So both contours provide the same result, so long as the argument of the complex variable $z$ is treated consistently with respect to the branch cut.

Answer 2

I would propose the following to avoid the multiple valued problem in this case: substitute

$$x=u^2\implies dx=2u\,du\implies\;\text{we get the integral}\;\;$$

$$ \int_0^\infty\frac{2u\;du}{u(1+u^4)}=2\int_0^\infty\frac{du}{1+u^4}=\frac\pi{\sqrt2}$$

which is your first result (This is more or less well known result, which can also be obtained by "usual", real methods, or by complex analysis).

Answer 3

Take the branch cut of $\sqrt{x}$ to be the negative real axis. We can deform the contour from $(0,\infty)$ to $(-\infty,0)$ on either side of the branch cut, at the cost of adding in a residue. Notice that the integrand has opposite values on either side of the branch cut.
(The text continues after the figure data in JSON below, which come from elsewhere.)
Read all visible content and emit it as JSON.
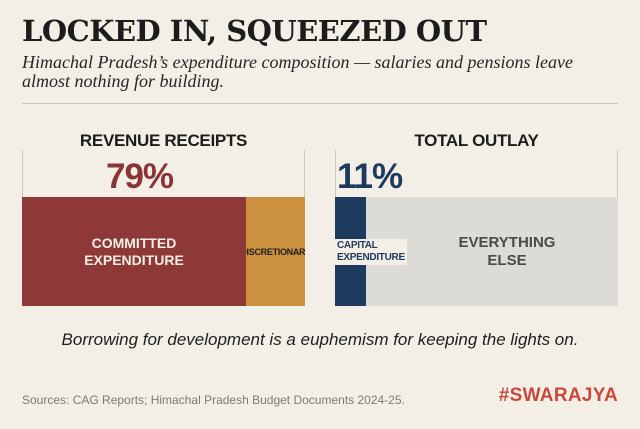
{
  "title": "LOCKED IN, SQUEEZED OUT",
  "subtitle": "Himachal Pradesh’s expenditure composition — salaries and pensions leave almost nothing for building.",
  "chart_data": [
    {
      "type": "bar",
      "orientation": "horizontal-stacked",
      "title": "REVENUE RECEIPTS",
      "highlight_label": "79%",
      "segments": [
        {
          "name": "COMMITTED EXPENDITURE",
          "value": 79,
          "color": "#8e3838"
        },
        {
          "name": "DISCRETIONARY",
          "value": 21,
          "color": "#cc913f"
        }
      ]
    },
    {
      "type": "bar",
      "orientation": "horizontal-stacked",
      "title": "TOTAL OUTLAY",
      "highlight_label": "11%",
      "segments": [
        {
          "name": "CAPITAL EXPENDITURE",
          "value": 11,
          "color": "#1e3a5c"
        },
        {
          "name": "EVERYTHING ELSE",
          "value": 89,
          "color": "#dcdbd7"
        }
      ]
    }
  ],
  "labels": {
    "committed_line1": "COMMITTED",
    "committed_line2": "EXPENDITURE",
    "discretionary": "DISCRETIONARY",
    "capital_line1": "CAPITAL",
    "capital_line2": "EXPENDITURE",
    "else_line1": "EVERYTHING",
    "else_line2": "ELSE"
  },
  "tagline": "Borrowing for development is a euphemism for keeping the lights on.",
  "sources": "Sources: CAG Reports; Himachal Pradesh Budget Documents 2024-25.",
  "brand": "#SWARAJYA"
}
If we deform $(0,\infty)$ to $(-\infty,0)$ requiring that $arg(z)=\pi$, we have

$$\int_0^\infty\frac{dx}{\sqrt{x}(1+x^2)}=2\pi i\cdot \text{Res}\left(\frac{1}{\sqrt{z}(1+z^2)},z=i\right)-\int_{-\infty}^0\frac{dx}{\sqrt{x}_+(1+x^2)}.$$

($x_+$ means $arg(x)=\pi$ and $x_-$ means $arg(x)=-\pi$)
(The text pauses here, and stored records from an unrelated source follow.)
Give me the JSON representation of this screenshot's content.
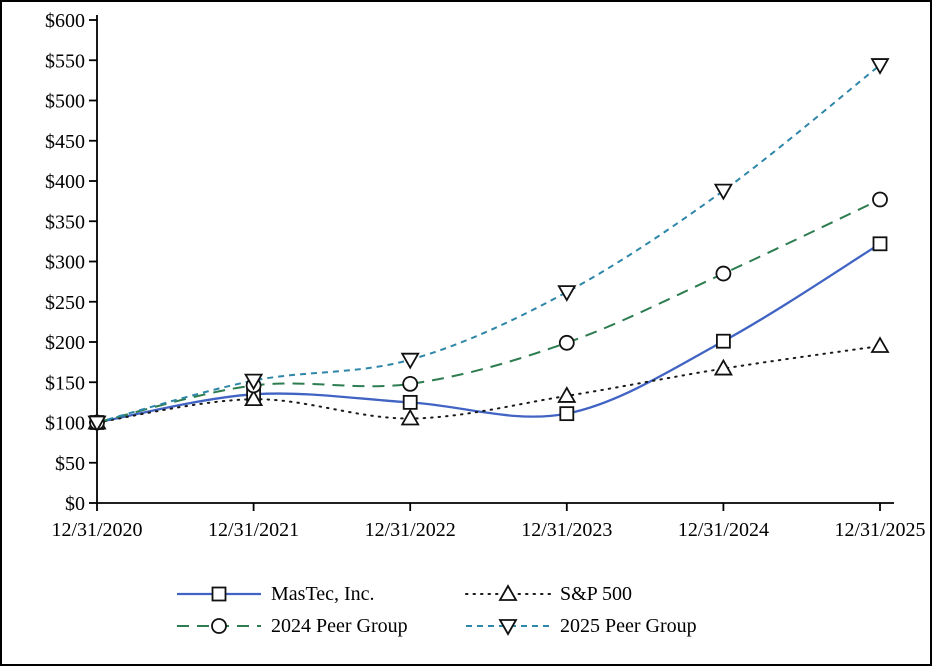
{
  "chart_data": {
    "type": "line",
    "title": "",
    "x_labels": [
      "12/31/2020",
      "12/31/2021",
      "12/31/2022",
      "12/31/2023",
      "12/31/2024",
      "12/31/2025"
    ],
    "xlabel": "",
    "ylabel": "",
    "ylim": [
      0,
      600
    ],
    "y_tick_step": 50,
    "y_tick_labels": [
      "$0",
      "$50",
      "$100",
      "$150",
      "$200",
      "$250",
      "$300",
      "$350",
      "$400",
      "$450",
      "$500",
      "$550",
      "$600"
    ],
    "grid": false,
    "legend_position": "bottom",
    "legend_columns": 2,
    "axis_color": "#000000",
    "marker_outline_color": "#111111",
    "series": [
      {
        "name": "MasTec, Inc.",
        "values": [
          100,
          135,
          125,
          111,
          201,
          322
        ],
        "color": "#4164c4",
        "line_style": "solid",
        "marker": "square"
      },
      {
        "name": "S&P 500",
        "values": [
          100,
          129,
          105,
          133,
          167,
          195
        ],
        "color": "#1a1a1a",
        "line_style": "dotted",
        "marker": "triangle-up"
      },
      {
        "name": "2024 Peer Group",
        "values": [
          100,
          146,
          148,
          199,
          285,
          377
        ],
        "color": "#2e7d50",
        "line_style": "dashed",
        "marker": "circle"
      },
      {
        "name": "2025 Peer Group",
        "values": [
          100,
          152,
          178,
          262,
          388,
          544
        ],
        "color": "#2e86a8",
        "line_style": "short-dash",
        "marker": "triangle-down"
      }
    ]
  }
}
Repeating the same process but deforming to the other side of the branch cut, we have

$$\int_0^\infty\frac{dx}{\sqrt{x}(1+x^2)}=-2\pi i\cdot \text{Res}\left(\frac{1}{\sqrt{z}(1+z^2)},z=-i\right)-\int_{-\infty}^0\frac{dx}{\sqrt{x}_-(1+x^2)}.$$

Therefore we have

$$2\int_0^\infty\frac{dx}{\sqrt{x}(1+x^2)}=2\pi i\cdot\text{Res}\left(\frac{1}{\sqrt{z}(1+z^2)},z=i\right)-2\pi i\cdot \text{Res}\left(\frac{1}{\sqrt{z}(1+z^2)},z=-i\right).$$

$2\pi i\cdot\text{Res}\left(\frac{1}{\sqrt{z}(1+z^2)},z=i\right)=\pi\cdot e^{-i\pi/4}$ and $-2\pi i\cdot\text{Res}\left(\frac{1}{\sqrt{z}(1+z^2)},z=-i\right)=\pi\cdot e^{i\pi/4}$ so

$$\int_0^\infty\frac{dx}{\sqrt{x}(1+x^2)}=\frac{\pi}{2}(e^{i\pi/4}+e^{-i\pi/4})=\frac{\pi}{\sqrt{2}}.$$